Public awareness and patient involvement are paramount to the success and adoption of cell and gene therapies. Urgent public education campaigns should transparently inform the public about the potential benefits, risks, and ethical considerations associated with these innovations. Engaging patient advocacy groups and patient representatives in collaborative discussions ensures that patient perspectives and concerns are integral to the development and implementation of these therapies.

#LBS: London Biotechnology Show offers a wider platform for the deep exploration of the advanced therapies, the present and potential future applications? How significant are events of this nature?

Georges Rawadi: Organizing regular workshops and conferences that convene experts from various fields provides a valuable platform for discussion, idea exchange, and collaborative problem-solving. These events serve as a nexus for experts, including scientists, clinicians, policymakers, and industry leaders, to share knowledge and insights.

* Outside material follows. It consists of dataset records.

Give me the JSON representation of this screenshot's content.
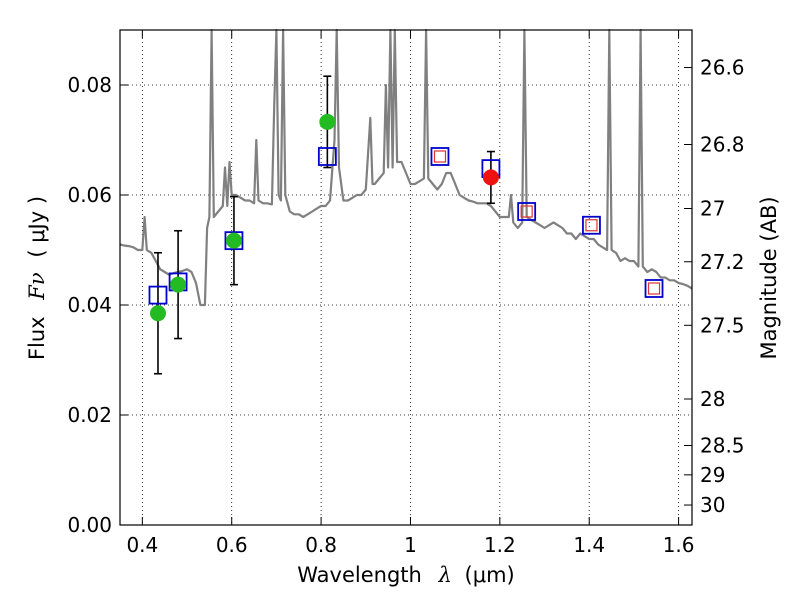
{
  "chart_data": {
    "type": "scatter",
    "xlabel": "Wavelength",
    "xlabel_symbol": "λ",
    "xlabel_unit": "(μm)",
    "ylabel": "Flux",
    "ylabel_symbol": "Fν",
    "ylabel_unit": "( μJy )",
    "y2label": "Magnitude (AB)",
    "xlim": [
      0.35,
      1.63
    ],
    "ylim": [
      0.0,
      0.09
    ],
    "grid": true,
    "x_ticks": [
      0.4,
      0.6,
      0.8,
      1.0,
      1.2,
      1.4,
      1.6
    ],
    "x_tick_labels": [
      "0.4",
      "0.6",
      "0.8",
      "1",
      "1.2",
      "1.4",
      "1.6"
    ],
    "y_ticks": [
      0.0,
      0.02,
      0.04,
      0.06,
      0.08
    ],
    "y_tick_labels": [
      "0.00",
      "0.02",
      "0.04",
      "0.06",
      "0.08"
    ],
    "mag_ticks": [
      "26.6",
      "26.8",
      "27",
      "27.2",
      "27.5",
      "28",
      "28.5",
      "29",
      "30"
    ],
    "colors": {
      "spectrum": "#808080",
      "observed": "#22bb22",
      "highlight": "#ee1111",
      "model_box": "#0000cc",
      "model_inner": "#dd3333",
      "errorbar": "#000000"
    },
    "spectrum": [
      [
        0.35,
        0.051
      ],
      [
        0.36,
        0.0508
      ],
      [
        0.37,
        0.0507
      ],
      [
        0.38,
        0.0505
      ],
      [
        0.39,
        0.05
      ],
      [
        0.4,
        0.05
      ],
      [
        0.405,
        0.056
      ],
      [
        0.41,
        0.05
      ],
      [
        0.42,
        0.0495
      ],
      [
        0.43,
        0.048
      ],
      [
        0.44,
        0.0465
      ],
      [
        0.45,
        0.046
      ],
      [
        0.46,
        0.0455
      ],
      [
        0.47,
        0.0458
      ],
      [
        0.48,
        0.046
      ],
      [
        0.49,
        0.0462
      ],
      [
        0.5,
        0.0465
      ],
      [
        0.51,
        0.046
      ],
      [
        0.52,
        0.044
      ],
      [
        0.53,
        0.04
      ],
      [
        0.54,
        0.04
      ],
      [
        0.545,
        0.054
      ],
      [
        0.55,
        0.056
      ],
      [
        0.555,
        0.09
      ],
      [
        0.56,
        0.056
      ],
      [
        0.57,
        0.057
      ],
      [
        0.58,
        0.058
      ],
      [
        0.585,
        0.065
      ],
      [
        0.59,
        0.058
      ],
      [
        0.595,
        0.066
      ],
      [
        0.6,
        0.06
      ],
      [
        0.61,
        0.06
      ],
      [
        0.62,
        0.0595
      ],
      [
        0.63,
        0.059
      ],
      [
        0.64,
        0.059
      ],
      [
        0.65,
        0.0585
      ],
      [
        0.655,
        0.07
      ],
      [
        0.66,
        0.059
      ],
      [
        0.67,
        0.0585
      ],
      [
        0.68,
        0.0585
      ],
      [
        0.69,
        0.0583
      ],
      [
        0.695,
        0.076
      ],
      [
        0.7,
        0.09
      ],
      [
        0.705,
        0.06
      ],
      [
        0.71,
        0.059
      ],
      [
        0.715,
        0.09
      ],
      [
        0.72,
        0.06
      ],
      [
        0.73,
        0.057
      ],
      [
        0.74,
        0.0565
      ],
      [
        0.75,
        0.0565
      ],
      [
        0.76,
        0.056
      ],
      [
        0.77,
        0.0565
      ],
      [
        0.78,
        0.057
      ],
      [
        0.79,
        0.0575
      ],
      [
        0.8,
        0.058
      ],
      [
        0.81,
        0.058
      ],
      [
        0.82,
        0.059
      ],
      [
        0.83,
        0.07
      ],
      [
        0.835,
        0.09
      ],
      [
        0.84,
        0.065
      ],
      [
        0.85,
        0.059
      ],
      [
        0.86,
        0.059
      ],
      [
        0.87,
        0.0595
      ],
      [
        0.88,
        0.06
      ],
      [
        0.89,
        0.06
      ],
      [
        0.9,
        0.061
      ],
      [
        0.91,
        0.074
      ],
      [
        0.915,
        0.062
      ],
      [
        0.92,
        0.062
      ],
      [
        0.93,
        0.063
      ],
      [
        0.94,
        0.064
      ],
      [
        0.945,
        0.08
      ],
      [
        0.95,
        0.065
      ],
      [
        0.955,
        0.09
      ],
      [
        0.96,
        0.065
      ],
      [
        0.965,
        0.09
      ],
      [
        0.97,
        0.066
      ],
      [
        0.98,
        0.066
      ],
      [
        0.99,
        0.064
      ],
      [
        1.0,
        0.062
      ],
      [
        1.01,
        0.062
      ],
      [
        1.02,
        0.0625
      ],
      [
        1.03,
        0.063
      ],
      [
        1.035,
        0.09
      ],
      [
        1.04,
        0.063
      ],
      [
        1.05,
        0.062
      ],
      [
        1.06,
        0.061
      ],
      [
        1.07,
        0.062
      ],
      [
        1.08,
        0.064
      ],
      [
        1.09,
        0.064
      ],
      [
        1.1,
        0.062
      ],
      [
        1.11,
        0.06
      ],
      [
        1.12,
        0.0595
      ],
      [
        1.13,
        0.059
      ],
      [
        1.14,
        0.0588
      ],
      [
        1.15,
        0.0585
      ],
      [
        1.16,
        0.0585
      ],
      [
        1.17,
        0.0585
      ],
      [
        1.18,
        0.058
      ],
      [
        1.19,
        0.057
      ],
      [
        1.2,
        0.056
      ],
      [
        1.21,
        0.056
      ],
      [
        1.22,
        0.056
      ],
      [
        1.225,
        0.06
      ],
      [
        1.23,
        0.055
      ],
      [
        1.24,
        0.054
      ],
      [
        1.25,
        0.055
      ],
      [
        1.255,
        0.09
      ],
      [
        1.26,
        0.056
      ],
      [
        1.27,
        0.0555
      ],
      [
        1.28,
        0.055
      ],
      [
        1.29,
        0.0545
      ],
      [
        1.3,
        0.054
      ],
      [
        1.31,
        0.0545
      ],
      [
        1.32,
        0.055
      ],
      [
        1.33,
        0.0545
      ],
      [
        1.34,
        0.054
      ],
      [
        1.35,
        0.053
      ],
      [
        1.36,
        0.053
      ],
      [
        1.37,
        0.052
      ],
      [
        1.38,
        0.053
      ],
      [
        1.39,
        0.0525
      ],
      [
        1.4,
        0.052
      ],
      [
        1.41,
        0.052
      ],
      [
        1.42,
        0.051
      ],
      [
        1.43,
        0.0505
      ],
      [
        1.44,
        0.05
      ],
      [
        1.445,
        0.09
      ],
      [
        1.45,
        0.05
      ],
      [
        1.46,
        0.0495
      ],
      [
        1.47,
        0.048
      ],
      [
        1.48,
        0.0485
      ],
      [
        1.49,
        0.048
      ],
      [
        1.5,
        0.048
      ],
      [
        1.51,
        0.047
      ],
      [
        1.515,
        0.09
      ],
      [
        1.52,
        0.047
      ],
      [
        1.53,
        0.046
      ],
      [
        1.54,
        0.0465
      ],
      [
        1.55,
        0.046
      ],
      [
        1.56,
        0.045
      ],
      [
        1.57,
        0.045
      ],
      [
        1.58,
        0.0445
      ],
      [
        1.59,
        0.0445
      ],
      [
        1.6,
        0.044
      ],
      [
        1.61,
        0.0438
      ],
      [
        1.62,
        0.0435
      ],
      [
        1.63,
        0.043
      ]
    ],
    "observed": [
      {
        "x": 0.435,
        "y": 0.0385,
        "yerr": 0.011
      },
      {
        "x": 0.48,
        "y": 0.0437,
        "yerr": 0.0098
      },
      {
        "x": 0.605,
        "y": 0.0517,
        "yerr": 0.008
      },
      {
        "x": 0.814,
        "y": 0.0733,
        "yerr": 0.0083
      }
    ],
    "highlight": [
      {
        "x": 1.18,
        "y": 0.0632,
        "yerr": 0.0047
      }
    ],
    "model": [
      {
        "x": 0.435,
        "y": 0.0418
      },
      {
        "x": 0.48,
        "y": 0.0442
      },
      {
        "x": 0.605,
        "y": 0.0517
      },
      {
        "x": 0.814,
        "y": 0.067
      },
      {
        "x": 1.066,
        "y": 0.067
      },
      {
        "x": 1.18,
        "y": 0.0648
      },
      {
        "x": 1.26,
        "y": 0.057
      },
      {
        "x": 1.405,
        "y": 0.0545
      },
      {
        "x": 1.545,
        "y": 0.043
      }
    ],
    "model_inner_marked": [
      4,
      6,
      7,
      8
    ]
  }
}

This knowledge exchange fosters a deeper understanding of the latest biotechnological advancements and the potential applications of advanced therapies.

Such gatherings offer critical networking opportunities, showcasing innovative technologies, providing education and training, and engaging the public in discussions about the impact of advanced therapies on healthcare, society, and the ethical considerations surrounding their use.

In the context of events like the London Biotechnology Show, as with other similar global gatherings, they serve as essential hubs for the biotechnology and cell and gene therapy community. Here, experts come together to collaborate, share, and collectively advance the field.